Supporting Prediction
The results were true my prediction. They followed the same pattern as I had mentioned and the reasons for this seems from the results were also true for the same reasons.
Conclusion
The structure of the alcohol seems to be important in the time it takes for water to heat up. Not only does it mean the alcohol itself have more structure to burn but as a result what is given off when burnt also has more molecules and structure.
Evaluation
The test was satisfactory. The results had come out as planned and the theory was correct. The factors which would effect the test were taken into account as much as possible.
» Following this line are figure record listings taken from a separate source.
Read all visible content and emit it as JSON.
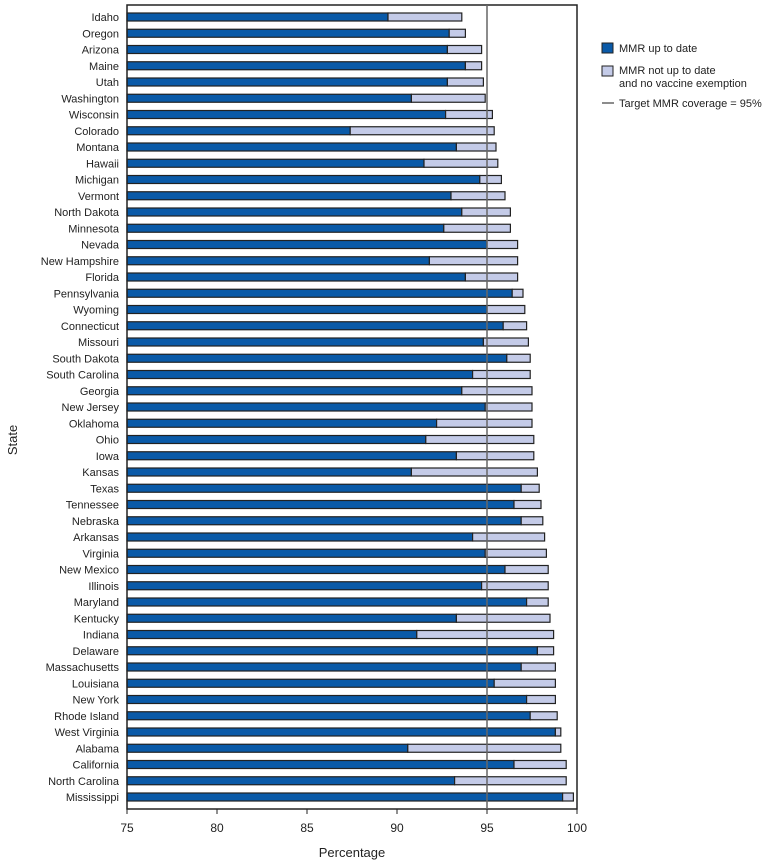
{
  "chart_data": {
    "type": "bar",
    "orientation": "horizontal",
    "stacked": true,
    "xlabel": "Percentage",
    "ylabel": "State",
    "xlim": [
      75,
      100
    ],
    "xticks": [
      "75",
      "80",
      "85",
      "90",
      "95",
      "100"
    ],
    "reference_line": {
      "value": 95,
      "label": "Target MMR coverage = 95%"
    },
    "legend_position": "top-right",
    "series": [
      {
        "name": "MMR up to date",
        "color": "#0a5aa8"
      },
      {
        "name": "MMR not up to date and no vaccine exemption",
        "name_lines": [
          "MMR not up to date",
          "and no vaccine exemption"
        ],
        "color": "#c4cbe8"
      }
    ],
    "categories": [
      "Idaho",
      "Oregon",
      "Arizona",
      "Maine",
      "Utah",
      "Washington",
      "Wisconsin",
      "Colorado",
      "Montana",
      "Hawaii",
      "Michigan",
      "Vermont",
      "North Dakota",
      "Minnesota",
      "Nevada",
      "New Hampshire",
      "Florida",
      "Pennsylvania",
      "Wyoming",
      "Connecticut",
      "Missouri",
      "South Dakota",
      "South Carolina",
      "Georgia",
      "New Jersey",
      "Oklahoma",
      "Ohio",
      "Iowa",
      "Kansas",
      "Texas",
      "Tennessee",
      "Nebraska",
      "Arkansas",
      "Virginia",
      "New Mexico",
      "Illinois",
      "Maryland",
      "Kentucky",
      "Indiana",
      "Delaware",
      "Massachusetts",
      "Louisiana",
      "New York",
      "Rhode Island",
      "West Virginia",
      "Alabama",
      "California",
      "North Carolina",
      "Mississippi"
    ],
    "mmr_up_to_date": [
      89.5,
      92.9,
      92.8,
      93.8,
      92.8,
      90.8,
      92.7,
      87.4,
      93.3,
      91.5,
      94.6,
      93.0,
      93.6,
      92.6,
      95.0,
      91.8,
      93.8,
      96.4,
      95.0,
      95.9,
      94.8,
      96.1,
      94.2,
      93.6,
      94.9,
      92.2,
      91.6,
      93.3,
      90.8,
      96.9,
      96.5,
      96.9,
      94.2,
      94.9,
      96.0,
      94.7,
      97.2,
      93.3,
      91.1,
      97.8,
      96.9,
      95.4,
      97.2,
      97.4,
      98.8,
      90.6,
      96.5,
      93.2,
      99.2
    ],
    "mmr_not_up_to_date_no_exemption": [
      4.1,
      0.9,
      1.9,
      0.9,
      2.0,
      4.1,
      2.6,
      8.0,
      2.2,
      4.1,
      1.2,
      3.0,
      2.7,
      3.7,
      1.7,
      4.9,
      2.9,
      0.6,
      2.1,
      1.3,
      2.5,
      1.3,
      3.2,
      3.9,
      2.6,
      5.3,
      6.0,
      4.3,
      7.0,
      1.0,
      1.5,
      1.2,
      4.0,
      3.4,
      2.4,
      3.7,
      1.2,
      5.2,
      7.6,
      0.9,
      1.9,
      3.4,
      1.6,
      1.5,
      0.3,
      8.5,
      2.9,
      6.2,
      0.6
    ]
  }
}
One variable which was not dealt with was the fact that the heat was lost into the atmosphere. This could have been dealt with using draught screens but this could not be done due to insufficient supplies. Also accuracy was lost in that we were not able to repeat the test again due to time and practicality.
I felt that everything else was accurate especially measuring the weight as we had an electronic scale to measure it for us. Overall the test was carried out sufficiently and the results were clear and of a high standard.